If you are a migrant in Greece you probably know quite well already how difficult life is in this country for those not born here. You know that even if one reaches the borders of Europe – and escapes the poverty and war stoked in Asia and Africa by small and large bosses – one must risk his or her own life. You also know already that those who do eventually find themselves in Europe are not treated by the state and its governments as people in need, but rather are stacked into camps and prisons, without food, medicine, heating, education, and the freedom to go where they want.

But even those who manage to avoid or leave the camps and prisons are living in a state of fear. They worry constantly about their papers, and do not know when the police might stop them on the street to search them – and possibly beat, arrest, and deport them. When they manage to find work they perform the most difficult jobs without insurance and for far less money than other people. They are often confronted with the murderous sentiments of fascists and racists. Their children are not treated as equal to other children in school. They have no security and none of the rights that every living being should have.

The policies of the state – of all capitalistic states – as exercised against migrants are part of the more general attack against all those belonging to the oppressed classes. Because even those born here -or who have been in this country for many years – are experiencing an increasingly suffocating reality. They find it difficult to survive in the conditions that bosses and the state are “offering.” They are paid less and less every day for their work, expensive rents drive them away from their neighborhoods, and they are continuously confronted by police whenever they attempt to self-organize in an effort to pursue better living conditions and more freedoms. They feel increasingly that they have no control over their lives.

Recently, the New Democracy government, continuing the work of the previous Syriza government, decided to forcibly close many buildings in the neighborhood of Exarcheia in which mainly migrants lived. Although the buildings were vacant for years and had been serving no one, the state with its cops evicted them, judging that anyone who wanted to organize, fight, and solve his or her housing problem was a threat to “national security” and to the bosses. They transferred the residents to concentration camps and prisons, and expelled their children from schools in the area.
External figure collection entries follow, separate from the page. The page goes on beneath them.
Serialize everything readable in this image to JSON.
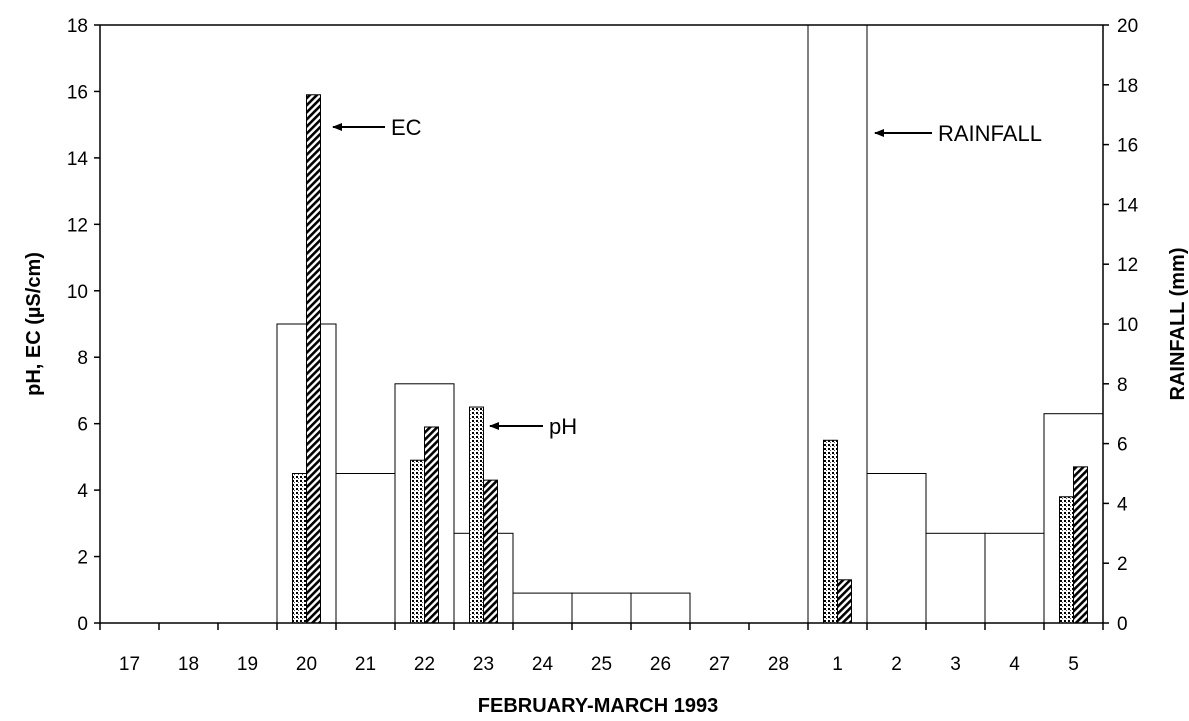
{
  "chart_data": {
    "type": "bar",
    "xlabel": "FEBRUARY-MARCH 1993",
    "ylabel_left": "pH, EC (µS/cm)",
    "ylabel_right": "RAINFALL (mm)",
    "categories": [
      "17",
      "18",
      "19",
      "20",
      "21",
      "22",
      "23",
      "24",
      "25",
      "26",
      "27",
      "28",
      "1",
      "2",
      "3",
      "4",
      "5"
    ],
    "ylim_left": [
      0,
      18
    ],
    "yticks_left": [
      "0",
      "2",
      "4",
      "6",
      "8",
      "10",
      "12",
      "14",
      "16",
      "18"
    ],
    "ylim_right": [
      0,
      20
    ],
    "yticks_right": [
      "0",
      "2",
      "4",
      "6",
      "8",
      "10",
      "12",
      "14",
      "16",
      "18",
      "20"
    ],
    "grid": false,
    "series": [
      {
        "axis": "right",
        "fill": "white",
        "values": [
          0,
          0,
          0,
          10,
          5,
          8,
          3,
          1,
          1,
          1,
          0,
          0,
          20,
          5,
          3,
          3,
          7
        ]
      },
      {
        "name": "pH",
        "axis": "left",
        "fill": "dotted",
        "values": [
          null,
          null,
          null,
          4.5,
          null,
          4.9,
          6.5,
          null,
          null,
          null,
          null,
          null,
          5.5,
          null,
          null,
          null,
          3.8
        ]
      },
      {
        "name": "EC",
        "axis": "left",
        "fill": "hatched",
        "values": [
          null,
          null,
          null,
          15.9,
          null,
          5.9,
          4.3,
          null,
          null,
          null,
          null,
          null,
          1.3,
          null,
          null,
          null,
          4.7
        ]
      }
    ],
    "annotations": [
      "EC",
      "pH",
      "RAINFALL"
    ]
  }
}
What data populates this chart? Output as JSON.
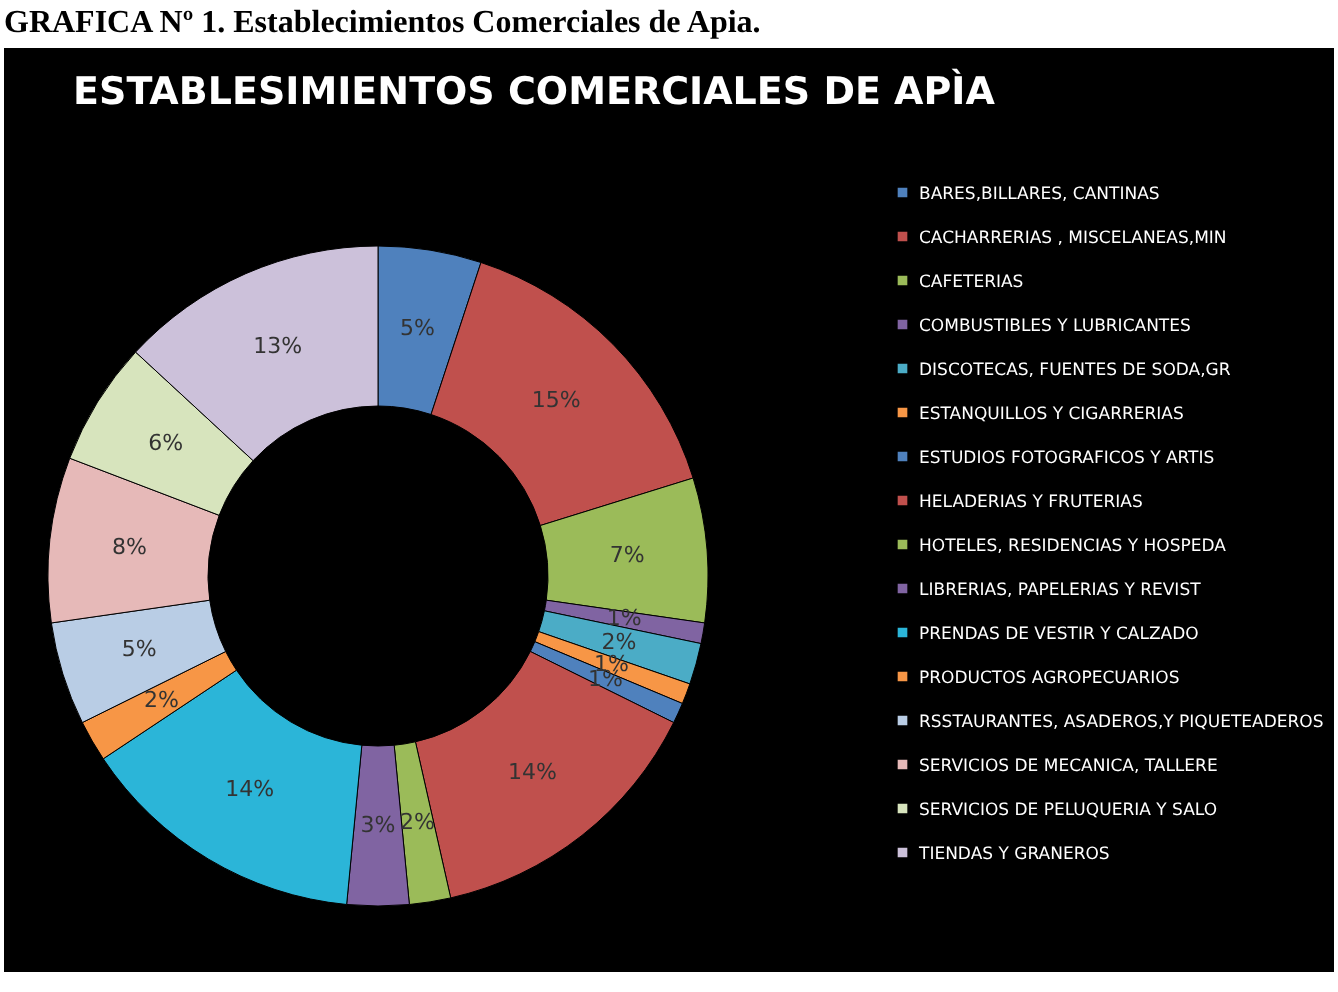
{
  "chart_data": {
    "type": "donut",
    "title": "ESTABLESIMIENTOS COMERCIALES DE APÌA",
    "annotations": [
      "GRAFICA Nº 1. Establecimientos Comerciales de Apia."
    ],
    "categories": [
      "BARES,BILLARES, CANTINAS",
      "CACHARRERIAS , MISCELANEAS,MIN",
      "CAFETERIAS",
      "COMBUSTIBLES Y LUBRICANTES",
      "DISCOTECAS, FUENTES DE SODA,GR",
      "ESTANQUILLOS Y CIGARRERIAS",
      "ESTUDIOS FOTOGRAFICOS  Y ARTIS",
      "HELADERIAS Y FRUTERIAS",
      "HOTELES, RESIDENCIAS Y HOSPEDA",
      "LIBRERIAS, PAPELERIAS Y REVIST",
      "PRENDAS DE VESTIR Y CALZADO",
      "PRODUCTOS  AGROPECUARIOS",
      "RSSTAURANTES, ASADEROS,Y PIQUETEADEROS",
      "SERVICIOS DE MECANICA, TALLERE",
      "SERVICIOS DE PELUQUERIA Y SALO",
      "TIENDAS Y GRANEROS"
    ],
    "values": [
      5,
      15,
      7,
      1,
      2,
      1,
      1,
      14,
      2,
      3,
      14,
      2,
      5,
      8,
      6,
      13
    ],
    "value_labels": [
      "5%",
      "15%",
      "7%",
      "1%",
      "2%",
      "1%",
      "1%",
      "14%",
      "2%",
      "3%",
      "14%",
      "2%",
      "5%",
      "8%",
      "6%",
      "13%"
    ],
    "colors": [
      "#4f81bd",
      "#c0504d",
      "#9bbb59",
      "#8064a2",
      "#4bacc6",
      "#f79646",
      "#4f81bd",
      "#c0504d",
      "#9bbb59",
      "#8064a2",
      "#2bb5d8",
      "#f79646",
      "#b9cde5",
      "#e6b9b8",
      "#d7e4bd",
      "#ccc1da"
    ],
    "legend": "right"
  }
}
In order to prevent people from returning to these homes, they have filled all the streets of the neighborhood with armed policemen trying to intimidate both locals and immigrants still living in the area.

We all face the same obstacles, as workers, unemployed, locals, and migrants from all countries, with or without papers. We want to put an end to the aggressive strategies of the state aimed against us all. We want to organize and act outside of the channels of political parties and vested interests. We want to defend squats and all the places where people meet, find collective solutions to their problems, and fight. We want to put an end to the repression before all the neighborhoods are filled with police and military. Migrants who are locked up in horrible camps such as Moria, Samos, and Amygdaleza are already revolting. In these fights they will find us by their side. The answer to all that is happening must be given by all of us collectively, as only in this way can we halt the fear and take power into our own hands, only in this way can we resist.